If its all about salary head and break up, Should i keep only HRA in my salary break up to avoid PF Liability, Bonus Liability, Gratuity liability and other all social security benefits ?
Salary 15,000 CTC
Salary break up
Gross salary - 15000
It means only liability of ESIC and professional tax else no liabilities from employer side ? ( Esic applicable area for liability else no liability )
No PF and other liability as salary head is HRA ?
I am raising a question nothing else.
30th April 2019 From India, Pune
I am also assuming that the questionnaire has a problem with Dearness Allowance that is shown as excluded in the definition of basic wages under Sec. 2 (b). If you read further either the Act or the Case you will realise that DA is getting covered for PF under Sec 6. To my mind it is an anachronism found in the Act itself.
Post the SC judgment the thumb rule to apply is that if you pay any amount across the board without the recipient having to do anything special to earn it (like incentive bonus) it would amount to a "universal" allowance applicable to all attracting PF.
30th April 2019 From India, Nasik
A well knowledge based HR will never allow HR component on just split basis, but will ask the employee to have a short discussion and submit some formal documents to get the benefit of exempted allowance.

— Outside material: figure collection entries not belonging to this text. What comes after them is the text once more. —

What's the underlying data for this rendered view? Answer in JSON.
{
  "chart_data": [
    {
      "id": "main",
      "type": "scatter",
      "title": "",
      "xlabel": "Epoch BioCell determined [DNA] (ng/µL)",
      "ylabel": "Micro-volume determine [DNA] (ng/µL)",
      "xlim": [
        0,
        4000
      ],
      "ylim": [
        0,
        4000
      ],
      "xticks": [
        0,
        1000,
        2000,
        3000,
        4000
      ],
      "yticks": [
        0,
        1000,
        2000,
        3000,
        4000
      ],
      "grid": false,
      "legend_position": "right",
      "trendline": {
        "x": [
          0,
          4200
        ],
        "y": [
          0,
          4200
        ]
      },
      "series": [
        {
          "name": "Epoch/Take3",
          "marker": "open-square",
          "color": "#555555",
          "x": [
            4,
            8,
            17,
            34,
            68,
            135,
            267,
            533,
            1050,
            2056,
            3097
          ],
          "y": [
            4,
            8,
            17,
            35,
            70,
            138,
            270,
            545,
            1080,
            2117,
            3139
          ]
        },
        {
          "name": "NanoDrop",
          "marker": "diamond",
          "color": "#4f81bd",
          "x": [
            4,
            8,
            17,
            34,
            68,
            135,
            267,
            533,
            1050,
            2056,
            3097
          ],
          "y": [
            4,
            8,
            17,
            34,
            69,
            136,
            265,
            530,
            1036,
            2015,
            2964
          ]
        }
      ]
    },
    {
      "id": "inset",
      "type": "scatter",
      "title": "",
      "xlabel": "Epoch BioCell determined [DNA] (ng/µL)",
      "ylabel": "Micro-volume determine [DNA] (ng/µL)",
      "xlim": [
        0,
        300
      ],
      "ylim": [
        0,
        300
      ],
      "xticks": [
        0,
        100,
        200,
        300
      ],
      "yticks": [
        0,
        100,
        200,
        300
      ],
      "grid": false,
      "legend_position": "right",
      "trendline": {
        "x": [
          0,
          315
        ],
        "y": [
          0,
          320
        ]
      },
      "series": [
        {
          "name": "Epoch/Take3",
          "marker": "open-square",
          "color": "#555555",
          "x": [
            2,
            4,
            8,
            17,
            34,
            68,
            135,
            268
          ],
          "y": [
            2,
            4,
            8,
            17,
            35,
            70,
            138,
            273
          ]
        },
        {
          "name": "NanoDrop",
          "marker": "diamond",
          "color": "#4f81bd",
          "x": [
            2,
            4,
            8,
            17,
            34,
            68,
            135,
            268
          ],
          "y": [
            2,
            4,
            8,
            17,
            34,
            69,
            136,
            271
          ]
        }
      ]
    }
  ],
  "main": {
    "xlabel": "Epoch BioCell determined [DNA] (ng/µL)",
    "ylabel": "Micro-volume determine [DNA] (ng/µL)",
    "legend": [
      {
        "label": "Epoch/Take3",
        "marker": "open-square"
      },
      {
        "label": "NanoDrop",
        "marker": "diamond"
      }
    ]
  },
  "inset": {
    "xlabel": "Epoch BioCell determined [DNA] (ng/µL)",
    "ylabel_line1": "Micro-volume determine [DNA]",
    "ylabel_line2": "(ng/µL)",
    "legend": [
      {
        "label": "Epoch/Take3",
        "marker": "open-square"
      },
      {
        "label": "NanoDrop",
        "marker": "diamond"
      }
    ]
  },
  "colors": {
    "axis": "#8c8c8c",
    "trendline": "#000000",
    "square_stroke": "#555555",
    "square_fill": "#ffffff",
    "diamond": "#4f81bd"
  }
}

HR job profile is not a cyclostyle copy to do, but it needs to get calibrated with all concerned departments, which are related to finance and labor both
30th April 2019
I am sharing herewith recent SC judgement copy description by EPFO Vadodara chapter, Gujarat for your ready reference.
Hope it will clear all your doubts.
Please contact your regional EPFO office for any doubts with this presentation from EPFO it self.
All the best!!!
1st May 2019 From India, Pune
Thanks for your valuable suggestion on aforesaid matter . One of my HR know company changed his salary structure after the supreme court judgment which is as beneath .
They simply informed to all employees that w.e.f from 01/04/2019 "Special Allowance ' will be termed as " DEVELOPMENT ALLOWANCE " IN YOUR SALARY STRUCTURE "
Please advice or having the idea related to DEVELOPMENT ALLOWANCE
2nd May 2019 From India, Shimla
I had attended a grievance program in Bangalore regarding the recent changes in the PF and PF assistant commission was the key answer person in the program. He confirmed that HRA components will not attract the PF. Many has raised the question about fixing the HRA percentage. since there is no proper rule for salary structure, he said it will be case to case basis.
as per my knowledge, salary components vary case to case basis. i.e. Salary components will differ where a company located in cities, villages, hilly areas or costal areas. for example, HRA cannot be same for the company which is situated in City and villages. usually in towns Rent will be more. we have to fix HRA more in this places. we have to consider Income Tax treatment also. if HRA is less than the actual rent paid then it will be affected to claim HRA exemption in IT. all these issues only for those who is drawing salary less than 15K. My suggestion is you can fix HRA 20%-40% of gross (24% is safest since Govt organization in Bangalore maintain the same) if you are in town. frankly speaking, PF official has the power to raise the question about your salary components. you should have the proper justification about your policy.
3rd May 2019 From India, Bengaluru
Our company is situated at panchkula city of we can keep 60% basic of gross salary and 40% hra of gross salary it is admissible or not kindly share if you have any idea about development allowance . i am waiting for your valuable suggestion please
3rd May 2019 From India
whether the cost of living in your city is more.? as of my knowledge, the city Panchkula is a small city comparatively living cost also will be less(assumption). My suggestion is, you can fix HRA 30%. it is better to consult your PF office regarding HRA and development allowance for more clarity. because they are the authority to inspect your organization.